Whereupon –thanks to the man’s inability to recognize personal boundaries where his much-cherished daughter was concerned- he would quite blatantly read what was on her Screens while she lay there, potentially wounded. The worst part of the whole dreamed-up experience was that her Father would say nothing. He’d merely hem and haw and tell some parable of his own young foolishness, expecting in the process that she do the right thing.
Unfortunately, in this instance, the right thing was also the worst thing.

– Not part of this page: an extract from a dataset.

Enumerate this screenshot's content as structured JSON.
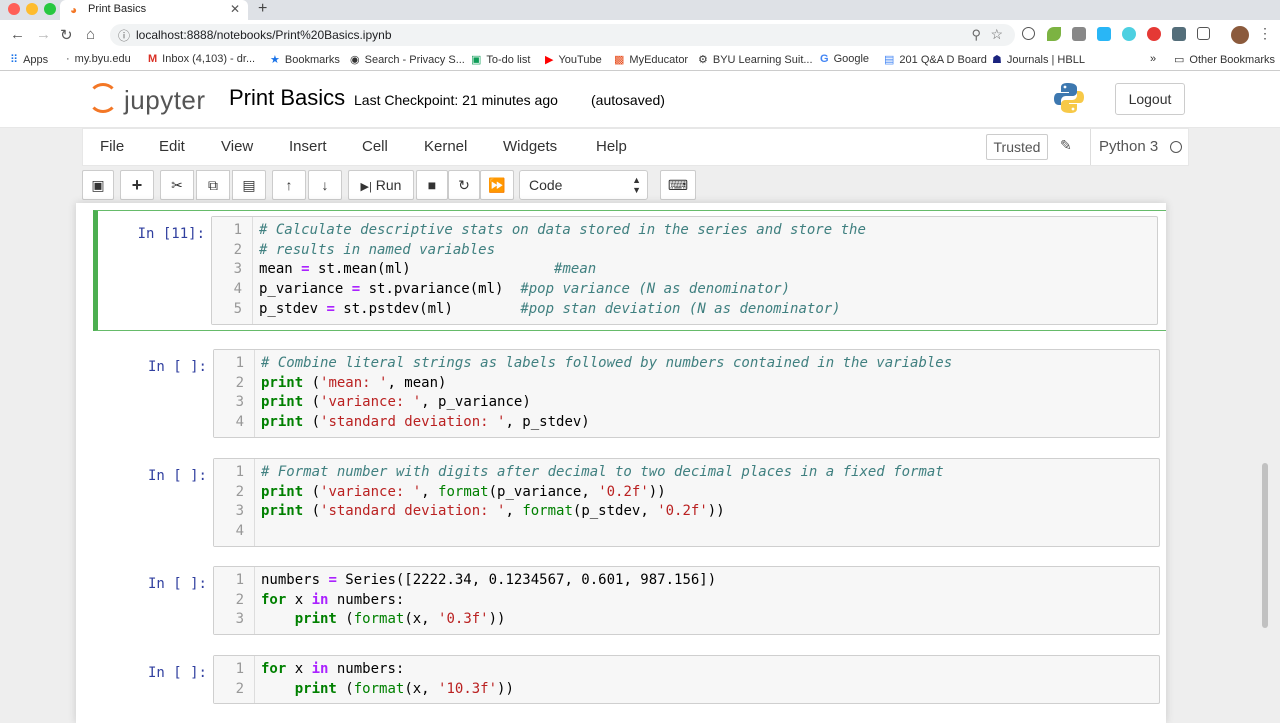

Morgan the Dead had come through on his promise to deliver all available information on Garth Nickels to her main by the time she got home, and so, rather than study for school or prepare for the day’s events, she’d started reading.
And what a read!
Naoko shivered, unable –and unwilling- to forget the price Morgan had endured in getting the material. After seeing what was available, what the man could do… very nearly any price was worth paying to help the man called Garth Nickels.
At the same time, Naoko wondered if her Decision Tree could really be worth so much as all that. If it’d been worthless, Morgan the Dead wouldn’t’ve opened the front door for her, much less … do … whatever it is he’d done to get the files on Garth Nickels. But gain them he had, with all due haste, leading her to toy briefly with the notion of making her Tree available for purchase. The only reason she didn’t was thanks to Lady Ha; the hacker mastermind’s digital fingerprints were immediately recognizable, and anyone who looked at the coding behind the Trees would instantly see that Naoko Kamagana was Ha.